Rebecca L. Ray, PhD, Executive Vice President, Knowledge Organization and Human Capital Practice Lead, The Conference Board
> Read Rebecca's bio
Facilitated by: Sarah Ham, Senior Manager, Marketing Communications, AACSB International
How has your passion for education—and your career experiences—influenced your decision to be part of AACSB's Business Practices Council?
Ray: Beginning as a teacher in a high school setting and then moving to the college classroom and then on to corporate education and now as a researcher across the human capital spectrum at The Conference Board, my life has been about helping others develop so that they can find the successes they seek in a multitude of career choices as well as helping organizations build the kinds of infrastructure and capability that ensures that the organization can deliver on its business imperatives. I have had the privilege of teaching some exceptional young people; I have worked with talented employees and executive teams at world-class companies and partnered with great organizations equally passionate about education and development to try to make a difference. In all of these settings, I was struck by the number of people who genuinely cared about the quality of education, the opportunities that should be made available to all, and the seriousness of the "calling" to be of service to others. These experiences have given me a perspective about what businesses need their employees to do, how to interact, how to think, and how to be good global citizens. When offered the opportunity to serve on the Business Practices Council, I readily accepted, as I felt it would be a continuation of my life path to attempt to bridge the gap between preparation in an educational setting and execution in a corporate one.
What do you hope or envision that the Business Practices Council can achieve that will support business school innovation and engagement?
Ray: If our group can foster dialogue, generate innovative ideas, shed light on great work already being done, and strengthen the existing bridges between these two critically important worlds, we will have done something of importance.
Are there any challenges facing global business today that could be better approached through a partnership with academe?
Ray: The impact of research focused on addressing specific business challenges can be significant. We see this through the work we do at The Conference Board. Businesses win by getting objective views on the challenges they face. Institutions win by creating case studies or giving faculty the opportunity to further refine their teaching materials. Students win by having the opportunity to experience real-world challenges in a safe environment, which allows them a chance to experience, reflect, and grow. Business-focused research serves as connective tissue.
What are the three most important things institutions must do now in order to remain relevant to industry—both now, and well into the future?

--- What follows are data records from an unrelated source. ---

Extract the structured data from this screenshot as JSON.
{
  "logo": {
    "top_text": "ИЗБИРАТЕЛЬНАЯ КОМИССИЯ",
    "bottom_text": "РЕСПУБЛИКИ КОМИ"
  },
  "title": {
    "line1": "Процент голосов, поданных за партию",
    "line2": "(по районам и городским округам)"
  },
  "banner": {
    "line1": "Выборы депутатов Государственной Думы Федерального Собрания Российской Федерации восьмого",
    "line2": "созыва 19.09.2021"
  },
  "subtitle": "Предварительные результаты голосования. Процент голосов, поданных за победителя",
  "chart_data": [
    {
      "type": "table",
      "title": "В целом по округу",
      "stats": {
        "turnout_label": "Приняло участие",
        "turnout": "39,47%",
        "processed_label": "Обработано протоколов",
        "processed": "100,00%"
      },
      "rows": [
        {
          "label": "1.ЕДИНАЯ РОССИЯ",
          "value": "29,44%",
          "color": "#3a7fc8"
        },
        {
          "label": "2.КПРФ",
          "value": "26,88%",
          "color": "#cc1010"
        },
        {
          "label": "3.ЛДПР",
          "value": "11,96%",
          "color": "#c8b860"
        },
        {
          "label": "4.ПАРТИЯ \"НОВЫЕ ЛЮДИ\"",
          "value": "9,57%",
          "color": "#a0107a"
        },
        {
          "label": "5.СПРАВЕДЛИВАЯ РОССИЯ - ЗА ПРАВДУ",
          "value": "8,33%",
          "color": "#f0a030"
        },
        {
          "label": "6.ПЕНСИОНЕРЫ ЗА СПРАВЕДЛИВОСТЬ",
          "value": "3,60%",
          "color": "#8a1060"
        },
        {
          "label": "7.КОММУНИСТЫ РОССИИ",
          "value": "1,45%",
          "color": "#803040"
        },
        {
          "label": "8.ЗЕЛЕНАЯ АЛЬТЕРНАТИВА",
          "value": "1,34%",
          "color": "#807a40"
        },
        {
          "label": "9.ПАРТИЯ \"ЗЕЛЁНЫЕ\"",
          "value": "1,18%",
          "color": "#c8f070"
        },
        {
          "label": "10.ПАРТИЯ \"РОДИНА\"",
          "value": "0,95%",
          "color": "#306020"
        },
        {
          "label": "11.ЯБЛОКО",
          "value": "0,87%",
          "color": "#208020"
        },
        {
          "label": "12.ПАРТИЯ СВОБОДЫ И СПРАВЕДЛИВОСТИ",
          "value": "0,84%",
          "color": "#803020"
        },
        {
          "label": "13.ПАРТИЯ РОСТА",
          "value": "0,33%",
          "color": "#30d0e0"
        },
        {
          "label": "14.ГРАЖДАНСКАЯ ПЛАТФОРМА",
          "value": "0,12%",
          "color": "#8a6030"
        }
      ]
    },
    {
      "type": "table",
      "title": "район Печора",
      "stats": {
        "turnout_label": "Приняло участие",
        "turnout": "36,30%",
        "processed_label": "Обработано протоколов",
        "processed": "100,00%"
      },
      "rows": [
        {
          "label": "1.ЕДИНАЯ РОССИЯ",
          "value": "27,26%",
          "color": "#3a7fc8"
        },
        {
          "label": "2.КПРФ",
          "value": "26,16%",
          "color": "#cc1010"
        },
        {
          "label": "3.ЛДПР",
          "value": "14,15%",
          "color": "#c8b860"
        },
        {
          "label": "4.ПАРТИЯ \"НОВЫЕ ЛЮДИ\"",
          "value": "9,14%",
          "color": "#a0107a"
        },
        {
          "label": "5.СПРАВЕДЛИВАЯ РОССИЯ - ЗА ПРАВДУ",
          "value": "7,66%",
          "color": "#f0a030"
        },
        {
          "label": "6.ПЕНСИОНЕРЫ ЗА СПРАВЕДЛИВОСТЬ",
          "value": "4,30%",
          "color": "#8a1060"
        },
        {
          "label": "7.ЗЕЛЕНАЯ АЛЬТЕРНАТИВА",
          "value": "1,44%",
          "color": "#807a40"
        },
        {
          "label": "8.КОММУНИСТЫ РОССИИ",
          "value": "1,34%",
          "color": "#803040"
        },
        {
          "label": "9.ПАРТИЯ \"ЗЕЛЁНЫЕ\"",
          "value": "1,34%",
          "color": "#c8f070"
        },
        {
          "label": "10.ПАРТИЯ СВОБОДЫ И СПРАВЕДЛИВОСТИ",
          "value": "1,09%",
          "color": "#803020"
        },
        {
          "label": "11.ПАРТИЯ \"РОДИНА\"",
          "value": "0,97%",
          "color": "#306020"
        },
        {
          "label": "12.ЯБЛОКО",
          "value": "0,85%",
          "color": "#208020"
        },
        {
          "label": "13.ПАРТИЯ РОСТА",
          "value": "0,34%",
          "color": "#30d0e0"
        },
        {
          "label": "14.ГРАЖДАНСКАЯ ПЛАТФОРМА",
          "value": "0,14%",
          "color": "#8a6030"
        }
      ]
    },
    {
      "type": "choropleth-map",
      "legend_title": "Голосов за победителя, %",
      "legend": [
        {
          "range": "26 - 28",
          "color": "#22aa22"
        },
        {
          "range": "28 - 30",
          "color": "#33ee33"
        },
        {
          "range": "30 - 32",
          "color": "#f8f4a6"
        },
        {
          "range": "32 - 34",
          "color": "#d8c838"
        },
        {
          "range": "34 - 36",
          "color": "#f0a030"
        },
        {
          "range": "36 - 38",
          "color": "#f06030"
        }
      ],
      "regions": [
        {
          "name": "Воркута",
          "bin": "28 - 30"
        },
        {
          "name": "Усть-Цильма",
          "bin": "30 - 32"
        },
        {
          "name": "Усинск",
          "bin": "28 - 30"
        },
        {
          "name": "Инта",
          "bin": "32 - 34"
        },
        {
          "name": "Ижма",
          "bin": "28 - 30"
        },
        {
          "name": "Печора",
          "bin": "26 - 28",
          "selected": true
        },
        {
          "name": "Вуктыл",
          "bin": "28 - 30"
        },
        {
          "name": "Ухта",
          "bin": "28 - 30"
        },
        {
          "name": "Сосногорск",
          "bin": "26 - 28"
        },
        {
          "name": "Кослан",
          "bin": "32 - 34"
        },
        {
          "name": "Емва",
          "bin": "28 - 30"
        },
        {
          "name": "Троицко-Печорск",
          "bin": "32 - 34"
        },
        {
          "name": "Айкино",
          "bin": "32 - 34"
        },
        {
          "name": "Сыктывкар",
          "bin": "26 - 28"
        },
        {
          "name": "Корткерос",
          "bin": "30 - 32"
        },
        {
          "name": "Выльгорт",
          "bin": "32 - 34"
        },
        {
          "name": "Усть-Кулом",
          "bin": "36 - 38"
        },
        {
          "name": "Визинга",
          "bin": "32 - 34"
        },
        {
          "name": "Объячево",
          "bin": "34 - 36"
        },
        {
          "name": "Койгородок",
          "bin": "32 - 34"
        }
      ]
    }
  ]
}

Ray: In no particular order, as they are all intertwined and equally important, I believe institutions must do the following:
Focus on the goal: produce the greatest possible new entrants into the global workforce (those with "ready-now" skills and an understanding of the industries they will ultimately lead), which can only happen with a tight and effective partnership between business and academe;
Provide access: deliver education in new ways to ensure that a world-class education is not only available and affordable but can be delivered in ways that cross geographies, platforms, cultures, and methodologies;
Make education work for a lifetime: instill in students the belief that they must become perpetual learners and that it is up to them to stay not simply current but constantly improving. Corporations can help with innovative programs, paid sabbaticals, blended on-the-job programs, and opportunities to exhale in order to think differently and innovatively while an employee, and then help the employee prepare for an "encore" career or social mission work. Institutions can help by offering opportunities for students to learn from business executives, joint business challenge programs, and jointly led internships. In partnership, businesses and institutions can drive the economic success all countries seek.
What is the one piece of advice you would give graduate students as they pursue business education?
Ray: No matter where you start your career, it will be a long journey—one that is hopefully filled with gratifying experiences, opportunities for impact, rewards and recognition, and memories of challenges successfully met. Be curious, learn new things, and think of yourself as a growth stock so that you continually reinvest in you. Be a perpetual learner so that you grow and change to adapt to the VUCA world that lies ahead. Some skills and qualities will always be required: to collaborate, to think critically, to manage time and resources well, to have a bias for action, to be accountable, to have a global mindset, and to act ethically. And remember that the reason you are in a particular job may be less about the job you do and more about the people you develop and inspire; you may never know how instrumental you are to the success of those whose lives you touch.
Interview with Industry is eNEWSLINE's newest article series designed to introduce the members of AACSB's Business Practices Council (BPC) to our members. The BPC serves as a collaborative partnership for an ongoing, sustainable relationship between the business community and business schools at the management education industry level. Contributors share candid thoughts on the importance of aligning management education with effective business practices.